I’ll never forget the first thing personal finance journalist and podcaster Farnoosh Torabi said to me a few months before I launched our new weekly podcast, “How Do We Fix It?”.
“What is going to be your target audience?” she asked, looking me straight in the eye as we sat down for lunch at a restuarant in Midtown Manhattan.
Well, I have to admit that 7 shows in, I’m still working on that.
Unlike many podcasts built around niche markets, such as health, wealth, relationships, or being a great entrepreneur, ours is general interest. Our listeners don’t have exactly the same interests, or three or four favorite Twitter feeds and Facebook pages that they all go to.
The community we are building week-by-week wants solutions to many different problems that bug all of us – whether it’s the challenge of raising kids with good values and curious minds, the struggle of getting out from under a mountain of debt, or how to end boredom in the workplace.
We’re not in the blame game. Our show has a positive, independent point of view that shuns the old left vs. right mindset.
I’ve been watching my friend Farnoosh rather closely to see what ideas we can learn from her about growing an audience.
The first thing I learned is that she’s a brilliant marketer, who does a great job of using Twitter and the So Money website to promote herself, her guests and ideas. Farnoosh is also the real deal who cares about her listeners. In a medium as intimate as podcasting, being authentic is vitally important.
This week I was a guest on her daily show. After years of interviews where I ask the questions, it was a bit of a shock to have the tables turned! And Farnoosh was very clear about she wanted from me: life lessons and good stories about my experience with money.
Her show’s example has helped Jim, Miranda and I (The “Fix It” team) with our podcast. How Do We Fix It? isn’t just about good ideas and concise solutions. We also need to tell personal stories. And we want listeners to give us guidance and suggestions about where our show should go next.
Unlike the old days, when broadcast and print journalists simply put out a well produced finished product, podcasts are more spontaneous and part of a conversation.
To build support, we’ve just added a pop-up page at our website, urging listeners and supporters to sign-up and suggest ideas for future shows. Having subscribers who rate our shows in iTunes is vitally important to us.
In the near future, How Do We Fix It? may launch a Kickstarter page to raise funds to get the message out about our big idea. Our show is about solutions. We welcome lively minds with fresh ideas, who want to make our country better. That’s why we also picked Farnoosh to be our guest this week.
Five years after the worst of the recession ended, tens of millions of Americans are still struggling to make ends meet.

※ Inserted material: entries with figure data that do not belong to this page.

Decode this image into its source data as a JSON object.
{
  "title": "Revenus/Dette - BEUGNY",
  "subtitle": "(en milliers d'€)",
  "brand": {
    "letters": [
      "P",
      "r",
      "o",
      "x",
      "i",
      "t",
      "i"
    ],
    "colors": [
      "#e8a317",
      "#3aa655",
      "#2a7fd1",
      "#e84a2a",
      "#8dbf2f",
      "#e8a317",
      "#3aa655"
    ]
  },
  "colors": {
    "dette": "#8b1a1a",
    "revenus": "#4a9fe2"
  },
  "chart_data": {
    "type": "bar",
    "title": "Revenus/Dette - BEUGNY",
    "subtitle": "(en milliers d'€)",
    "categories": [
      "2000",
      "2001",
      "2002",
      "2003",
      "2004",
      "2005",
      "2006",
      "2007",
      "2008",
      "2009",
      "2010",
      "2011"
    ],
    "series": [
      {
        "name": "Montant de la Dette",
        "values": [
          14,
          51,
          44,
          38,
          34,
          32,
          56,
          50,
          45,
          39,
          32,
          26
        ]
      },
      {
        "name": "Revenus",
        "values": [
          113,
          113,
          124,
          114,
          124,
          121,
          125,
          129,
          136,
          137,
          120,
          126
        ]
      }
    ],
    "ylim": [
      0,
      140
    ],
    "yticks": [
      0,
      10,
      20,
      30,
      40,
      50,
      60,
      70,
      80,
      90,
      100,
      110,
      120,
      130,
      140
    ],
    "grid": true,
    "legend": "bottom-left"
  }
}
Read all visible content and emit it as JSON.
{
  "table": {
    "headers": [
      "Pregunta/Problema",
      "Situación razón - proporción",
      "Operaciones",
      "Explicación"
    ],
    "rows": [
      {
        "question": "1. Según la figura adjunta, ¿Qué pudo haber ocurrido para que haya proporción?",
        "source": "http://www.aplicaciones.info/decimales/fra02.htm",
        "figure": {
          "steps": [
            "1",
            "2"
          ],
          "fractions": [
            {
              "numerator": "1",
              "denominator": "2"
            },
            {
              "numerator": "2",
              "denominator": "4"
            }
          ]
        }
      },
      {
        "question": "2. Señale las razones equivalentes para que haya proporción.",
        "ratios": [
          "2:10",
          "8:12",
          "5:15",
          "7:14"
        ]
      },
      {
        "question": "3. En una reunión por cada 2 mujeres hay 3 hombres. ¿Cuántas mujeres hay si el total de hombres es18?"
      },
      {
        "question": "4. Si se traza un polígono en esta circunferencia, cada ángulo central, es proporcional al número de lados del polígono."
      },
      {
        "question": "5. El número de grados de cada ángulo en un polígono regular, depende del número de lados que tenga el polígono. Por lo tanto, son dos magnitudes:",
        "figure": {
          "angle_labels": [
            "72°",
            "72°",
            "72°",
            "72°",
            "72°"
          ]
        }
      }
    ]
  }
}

For many the assumptions of a comfortable life were swept away with the mortgage mess and near financial collapse in 2008.
Because the subject can be painful, it’s easy to be in money denial. Farnoosh makes the case for making financial management a part of your daily life. “A lot of us don’t even take that first step of acknowledging money is important and that it can be a means to achieving a lot of life’s goals,” she says.
“If you have a story in your head that says ‘I’m not good enough, I’m not rich enough, I can’t work the job that will pay me enough money… Those are just barriers that you’ve created in your mind that are keeping you away from being able to reach financial freedom.”
Farnoosh is not suggesting that we obsess about money, and give it primacy over love, relationships and family. “You don’t have to give up your morning latte to achieve your goals.”